Sherri Roberts, Anybody’s Spring


by Constance Tucker

Vocalist Sherri Roberts, sheds light on the beauty and potential of Spring.  Adorned with twelve standards Anybody’s Spring is a breath of fresh air.    Based in San Francisco, the vocalist is a passionate, communicative singer whose poignant emotive abilities never supersede the musical vehicle.  Roberts gets into the marrow of the lyric by offering the listener a chance to experience the song, rather than pyrotechnics of every technique shoved into one tune.  This only comes from years on the bandstand, years of working your craft, and truly understanding the true meaning of the standards.

What is immediately evident is her relaxed phrasing, while fully in command of her instrument, Roberts conjures up an unaffected organic vocal sound.  Consummate professionals join Roberts: David Udolf on piano, Harvie S on bass, Akira Tana on drums and Sheryl Bailey on guitar (tracks 1, 4, 7, and 10).

I might add, it’s nice to hear a thematic album, and the timing seems apropos for Roberts as this is her fifth album as a leader, which again is reflected in her experience, as she creates an engaging program that is well-paced, and offers well-placed Spring themed tunes. “It’s Anybody’s Spring,” the title track, begins the journey.  Roberts and Udolf take the lead, Roberts creates an ethereal entrance, that sets the mood quite nicely, the addition of S, Bailey, and Tana allow the listener to hear the supportive group-sound form.  Roberts has a strong sense of swing in her phrasing and augmented by this team of professionals, the depth is rooted with even more wisdom.  Each member of the ensemble clearly knows the tradition, yet keeps it freshened enough to not be just another swing album.  Bailey’s phrasing and unfolding during her solo adds lilt and interest, while exploring breathtaking harmonic concepts on her arch-top guitar.

“Joy Spring,” serves up a healthy dose of exploration.  This tune features Roberts and S collaborating in a stripped-down sound of voice and bass, in the opening –  it is during this naked section you hear the truest mastery of both musicians.  The loping tempo gives Roberts ample room to push and play the melody, yet firmly exhibiting be-bop phrasing.  Additionally, Roberts traverses into a vocalese that displays her ingenuity, and prowess.  The vocalese is Roberts original lyrics, set to a melody that was inspired by Clifford Brown’s solo on his 1954 album, Clifford Brown/Max Roach.

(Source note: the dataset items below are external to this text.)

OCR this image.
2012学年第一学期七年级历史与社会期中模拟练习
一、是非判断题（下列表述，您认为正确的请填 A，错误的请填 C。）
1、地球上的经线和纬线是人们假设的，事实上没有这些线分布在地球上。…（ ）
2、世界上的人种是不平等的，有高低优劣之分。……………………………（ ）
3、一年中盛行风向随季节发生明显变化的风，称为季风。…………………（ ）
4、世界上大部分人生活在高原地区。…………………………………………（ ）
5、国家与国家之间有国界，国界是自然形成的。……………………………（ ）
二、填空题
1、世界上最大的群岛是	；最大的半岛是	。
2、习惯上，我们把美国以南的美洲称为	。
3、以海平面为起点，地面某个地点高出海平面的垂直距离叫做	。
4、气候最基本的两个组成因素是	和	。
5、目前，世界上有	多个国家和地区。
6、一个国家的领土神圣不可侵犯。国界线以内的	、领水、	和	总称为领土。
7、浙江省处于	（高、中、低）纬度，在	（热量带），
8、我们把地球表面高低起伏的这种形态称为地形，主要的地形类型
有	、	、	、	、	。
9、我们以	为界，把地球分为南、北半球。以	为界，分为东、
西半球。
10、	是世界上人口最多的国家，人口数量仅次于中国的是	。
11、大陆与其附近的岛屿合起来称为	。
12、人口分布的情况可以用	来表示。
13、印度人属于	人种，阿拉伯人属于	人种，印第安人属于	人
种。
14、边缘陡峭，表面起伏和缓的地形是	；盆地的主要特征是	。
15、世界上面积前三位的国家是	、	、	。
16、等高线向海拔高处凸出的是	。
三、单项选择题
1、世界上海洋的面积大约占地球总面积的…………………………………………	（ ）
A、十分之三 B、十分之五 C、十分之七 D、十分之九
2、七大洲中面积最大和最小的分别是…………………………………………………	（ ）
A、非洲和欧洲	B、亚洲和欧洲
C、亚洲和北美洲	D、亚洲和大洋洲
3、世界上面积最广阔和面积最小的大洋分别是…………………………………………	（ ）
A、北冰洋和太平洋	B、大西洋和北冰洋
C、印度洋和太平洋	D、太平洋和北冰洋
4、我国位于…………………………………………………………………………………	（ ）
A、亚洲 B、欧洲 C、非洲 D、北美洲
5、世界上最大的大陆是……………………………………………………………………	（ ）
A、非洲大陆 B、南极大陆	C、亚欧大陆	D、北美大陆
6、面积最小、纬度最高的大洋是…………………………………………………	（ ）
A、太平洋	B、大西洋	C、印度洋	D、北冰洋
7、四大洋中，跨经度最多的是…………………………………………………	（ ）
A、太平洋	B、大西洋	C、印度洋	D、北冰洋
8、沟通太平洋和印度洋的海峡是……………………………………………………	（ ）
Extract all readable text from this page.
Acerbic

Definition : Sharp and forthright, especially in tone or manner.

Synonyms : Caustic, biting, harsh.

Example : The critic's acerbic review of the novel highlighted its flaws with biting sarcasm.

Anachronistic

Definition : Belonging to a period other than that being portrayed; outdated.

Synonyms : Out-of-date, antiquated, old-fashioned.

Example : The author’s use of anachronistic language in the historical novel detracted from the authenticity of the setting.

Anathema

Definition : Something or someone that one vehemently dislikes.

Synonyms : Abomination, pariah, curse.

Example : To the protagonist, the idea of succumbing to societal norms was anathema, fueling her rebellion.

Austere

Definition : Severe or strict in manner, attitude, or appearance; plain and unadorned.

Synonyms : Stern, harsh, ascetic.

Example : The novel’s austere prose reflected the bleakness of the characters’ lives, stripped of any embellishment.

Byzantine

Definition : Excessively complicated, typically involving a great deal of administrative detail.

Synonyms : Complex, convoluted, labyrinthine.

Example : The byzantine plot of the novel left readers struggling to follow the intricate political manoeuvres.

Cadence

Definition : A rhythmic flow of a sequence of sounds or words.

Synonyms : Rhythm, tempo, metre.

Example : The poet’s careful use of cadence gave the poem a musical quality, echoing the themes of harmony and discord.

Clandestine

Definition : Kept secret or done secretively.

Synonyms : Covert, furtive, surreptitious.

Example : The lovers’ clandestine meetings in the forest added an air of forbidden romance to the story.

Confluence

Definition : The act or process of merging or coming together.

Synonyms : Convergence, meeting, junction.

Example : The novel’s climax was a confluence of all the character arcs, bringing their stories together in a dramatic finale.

Tana and S lock tightly creating an interesting textural canvas for Roberts to paint upon, which further exhibits steadfast swinging, and creative superfluities of this classic melody.

I hate to compare vocalist to other vocalist, but there is a bit of Irene Kral vibe on “They Say It’s Spring,” I ended up feeling better about it, when I ready through her bio again and it stated Kral was an inspiration for her.  The tune offers a mid-tempo feel, that hangs of the backside of the swing, giving it a breezy feel.  Udolf comps with gentle ideas; that don’t over power the vocalist, which is very refreshing.  Roberts is elegant, and the tune travels along with a brightness that is simply put; enjoyable to the fullest.

“Lady Bird” features Roberts in a duet setting again, but this time with drummer Tana.  She nails it, in full command of the melody, before being joined in a layered approach by S, and then Bailey.  Roberts proves she is a part of the instrumentation, not just the lead vocals.

What is so inviting about Anybody’s Spring is the ease of how it swings, the clarity of ideas by Roberts and the unapologetic swinging nature of the backing ensemble.  They all make it seem so easy, that the release could be mistaken for another swing album on the market. That would be a misrepresentation, the key to the true gem in this release, is the subtly, the development of each melody and the clear and present chemistry of the players that deceivingly make what they are doing look easy.  I encourage you to dig deeper into the album, and listen a few times over – it is then it will hit you.  This is a swing album light years ahead of many CDs in the marketplace, at this time.  Not to sound cliché, but Roberts bloom continues to blossom and become more beautiful with each release in her discography.  Well worth the time, but do take the time and don’t rush through it as you will miss the beauty.  Stop and smell the Spring.